A pair of glasses maybe?

[–] OwOarchist@pawb.social 6 points 2 days ago

So you're saying we can sabotage the robots and improve public transit infrastructure at the same time?

[–] Paragone@lemmy.world 3 points 2 days ago

THEN they NEED to have ultrasonic sensors, activated at .. say .. 1/2-metre intervals, because LIDAR may be blind to float-glass that isn't at a right-angle to it, but SONAR isn't blind to sheet-glass.

_ /\ _

( the things might harm the hearing of animals, hence the limiting it to a chirp-every-1/2-metre idea: minimize noise-pollution that we are "blind" to, see? )

[–] mikerr@programming.dev 3 points 2 days ago (2 children)

Why is the glass so fragile ? I'm sure they used to have a bottom metal frame

[–] ryathal@sh.itjust.works 11 points 2 days ago (1 children)

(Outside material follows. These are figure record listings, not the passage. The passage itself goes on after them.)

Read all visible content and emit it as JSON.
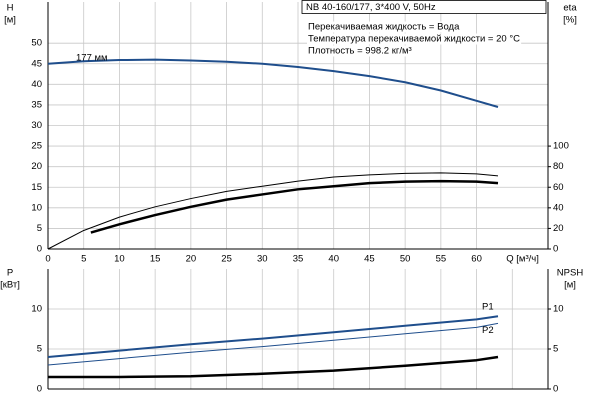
{
  "chart_data": [
    {
      "type": "line",
      "title": "NB 40-160/177, 3*400 V, 50Hz",
      "annotations": [
        "Перекачиваемая жидкость = Вода",
        "Температура перекачиваемой жидкости = 20 °C",
        "Плотность = 998.2 кг/м³"
      ],
      "xlabel": "Q [м³/ч]",
      "ylabel": [
        "H",
        "[м]"
      ],
      "y2label": [
        "eta",
        "[%]"
      ],
      "xlim": [
        0,
        70
      ],
      "xticks": [
        0,
        5,
        10,
        15,
        20,
        25,
        30,
        35,
        40,
        45,
        50,
        55,
        60
      ],
      "ylim": [
        0,
        60
      ],
      "yticks": [
        0,
        5,
        10,
        15,
        20,
        25,
        30,
        35,
        40,
        45,
        50
      ],
      "y2lim": [
        0,
        240
      ],
      "y2ticks": [
        0,
        20,
        40,
        60,
        80,
        100
      ],
      "grid": true,
      "show_xtick_labels": true,
      "name_at": "start",
      "series": [
        {
          "name": "177 мм",
          "color": "#1f4e8c",
          "width": 2,
          "x": [
            0,
            5,
            10,
            15,
            20,
            25,
            30,
            35,
            40,
            45,
            50,
            55,
            60,
            63
          ],
          "values": [
            45,
            45.6,
            45.9,
            46,
            45.8,
            45.5,
            45,
            44.2,
            43.2,
            42,
            40.5,
            38.5,
            36,
            34.5
          ]
        },
        {
          "color": "#000000",
          "width": 1,
          "axis": "y2",
          "x": [
            0,
            5,
            10,
            15,
            20,
            25,
            30,
            35,
            40,
            45,
            50,
            55,
            60,
            63
          ],
          "values": [
            0,
            18,
            31,
            41,
            49,
            56,
            61,
            66,
            70,
            72,
            73.5,
            74,
            73,
            71
          ]
        },
        {
          "color": "#000000",
          "width": 2.5,
          "axis": "y2",
          "x": [
            6,
            10,
            15,
            20,
            25,
            30,
            35,
            40,
            45,
            50,
            55,
            60,
            63
          ],
          "values": [
            16,
            24,
            33,
            41,
            48,
            53,
            58,
            61,
            64,
            65.5,
            66,
            65.5,
            64
          ]
        }
      ]
    },
    {
      "type": "line",
      "ylabel": [
        "P",
        "[кВт]"
      ],
      "y2label": [
        "NPSH",
        "[м]"
      ],
      "xlim": [
        0,
        70
      ],
      "xticks": [
        0,
        5,
        10,
        15,
        20,
        25,
        30,
        35,
        40,
        45,
        50,
        55,
        60,
        65
      ],
      "ylim": [
        0,
        15
      ],
      "yticks": [
        0,
        5,
        10
      ],
      "y2lim": [
        0,
        15
      ],
      "y2ticks": [
        0,
        5,
        10
      ],
      "grid": true,
      "show_xtick_labels": false,
      "name_at": "end",
      "series": [
        {
          "name": "P1",
          "color": "#1f4e8c",
          "width": 2,
          "x": [
            0,
            10,
            20,
            30,
            40,
            50,
            60,
            63
          ],
          "values": [
            4.0,
            4.8,
            5.6,
            6.3,
            7.1,
            7.9,
            8.7,
            9.1
          ]
        },
        {
          "name": "P2",
          "color": "#1f4e8c",
          "width": 1,
          "x": [
            0,
            10,
            20,
            30,
            40,
            50,
            60,
            63
          ],
          "values": [
            3.0,
            3.8,
            4.6,
            5.3,
            6.1,
            6.9,
            7.7,
            8.2
          ]
        },
        {
          "color": "#000000",
          "width": 2.5,
          "axis": "y2",
          "x": [
            0,
            10,
            20,
            30,
            40,
            50,
            60,
            63
          ],
          "values": [
            1.5,
            1.5,
            1.6,
            1.9,
            2.3,
            2.9,
            3.6,
            4.0
          ]
        }
      ]
    }
  ]
}
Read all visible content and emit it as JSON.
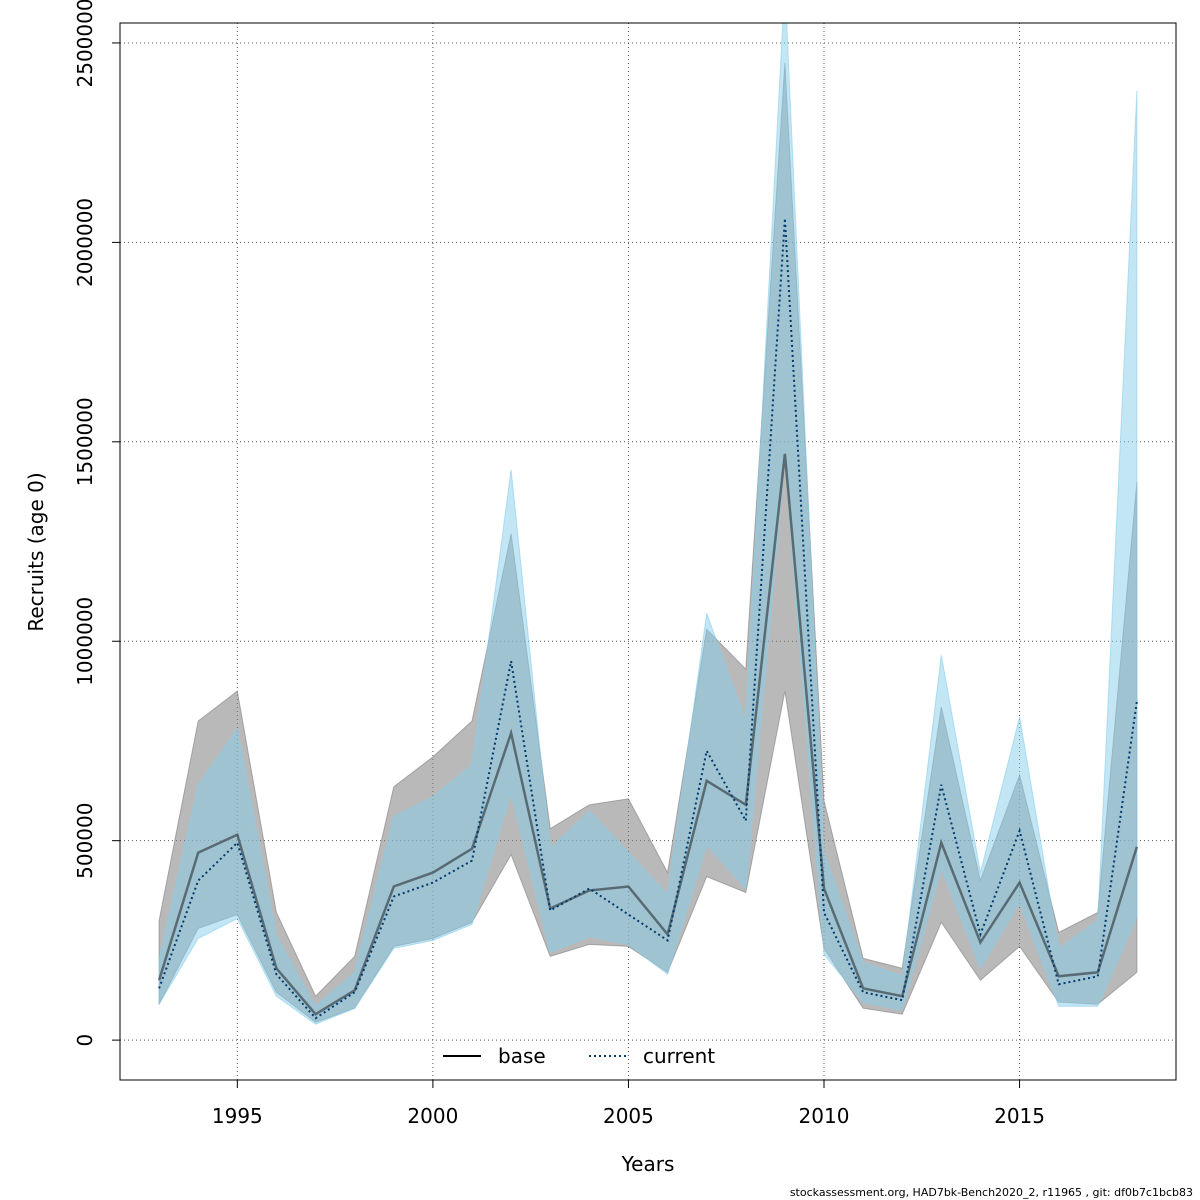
{
  "chart_data": {
    "type": "area",
    "xlabel": "Years",
    "ylabel": "Recruits (age 0)",
    "xlim": [
      1992,
      2019
    ],
    "ylim": [
      -100000,
      2550000
    ],
    "x_ticks": [
      1995,
      2000,
      2005,
      2010,
      2015
    ],
    "y_ticks": [
      0,
      500000,
      1000000,
      1500000,
      2000000,
      2500000
    ],
    "grid": true,
    "legend_position": "bottom-center",
    "x": [
      1993,
      1994,
      1995,
      1996,
      1997,
      1998,
      1999,
      2000,
      2001,
      2002,
      2003,
      2004,
      2005,
      2006,
      2007,
      2008,
      2009,
      2010,
      2011,
      2012,
      2013,
      2014,
      2015,
      2016,
      2017,
      2018
    ],
    "series": [
      {
        "name": "base",
        "line_style": "solid",
        "line_color": "#000000",
        "band_color": "#808080",
        "values": [
          150000,
          470000,
          515000,
          180000,
          65000,
          125000,
          385000,
          420000,
          480000,
          770000,
          330000,
          375000,
          385000,
          265000,
          650000,
          590000,
          1470000,
          380000,
          130000,
          110000,
          495000,
          245000,
          395000,
          160000,
          170000,
          485000
        ],
        "lower": [
          90000,
          280000,
          315000,
          120000,
          45000,
          80000,
          235000,
          255000,
          295000,
          465000,
          210000,
          240000,
          235000,
          170000,
          410000,
          370000,
          875000,
          230000,
          80000,
          65000,
          295000,
          150000,
          235000,
          95000,
          90000,
          170000
        ],
        "upper": [
          300000,
          800000,
          875000,
          320000,
          110000,
          210000,
          635000,
          710000,
          800000,
          1270000,
          530000,
          590000,
          605000,
          420000,
          1030000,
          930000,
          2450000,
          600000,
          205000,
          180000,
          835000,
          400000,
          665000,
          270000,
          320000,
          1400000
        ]
      },
      {
        "name": "current",
        "line_style": "dotted",
        "line_color": "#003a6e",
        "band_color": "#87ceeb",
        "values": [
          130000,
          400000,
          495000,
          165000,
          55000,
          120000,
          360000,
          395000,
          450000,
          950000,
          325000,
          380000,
          315000,
          250000,
          725000,
          550000,
          2060000,
          320000,
          120000,
          100000,
          640000,
          265000,
          525000,
          140000,
          160000,
          850000
        ],
        "lower": [
          90000,
          255000,
          305000,
          110000,
          40000,
          80000,
          230000,
          250000,
          290000,
          620000,
          220000,
          260000,
          240000,
          165000,
          490000,
          380000,
          1460000,
          215000,
          95000,
          75000,
          430000,
          180000,
          345000,
          85000,
          85000,
          310000
        ],
        "upper": [
          200000,
          640000,
          780000,
          260000,
          85000,
          170000,
          560000,
          610000,
          690000,
          1430000,
          480000,
          575000,
          470000,
          365000,
          1070000,
          800000,
          2650000,
          470000,
          195000,
          160000,
          965000,
          420000,
          810000,
          230000,
          300000,
          2380000
        ]
      }
    ],
    "footer": "stockassessment.org, HAD7bk-Bench2020_2, r11965 , git: df0b7c1bcb83"
  }
}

It's tempered glass, so it doesn't need the support. It also means that it's designed to shatter in a way that prevents sharp edges. That robot has a lot more power than a human when it hits the glass. Tempered glass does weaken after repeated strong impacts, so that could potentially be part of it as well.

[–] boonhet@sopuli.xyz 1 points 1 day ago

Does the robot have any sharp bits? Tempered glass doesn't require much force if using, say, a broken bit of spark plug.

[–] ayyy@sh.itjust.works 2 points 1 day ago

It’s not like shattered bus shelters were a huge epidemic before this so it seems like the city already found a good balance between cost and safety.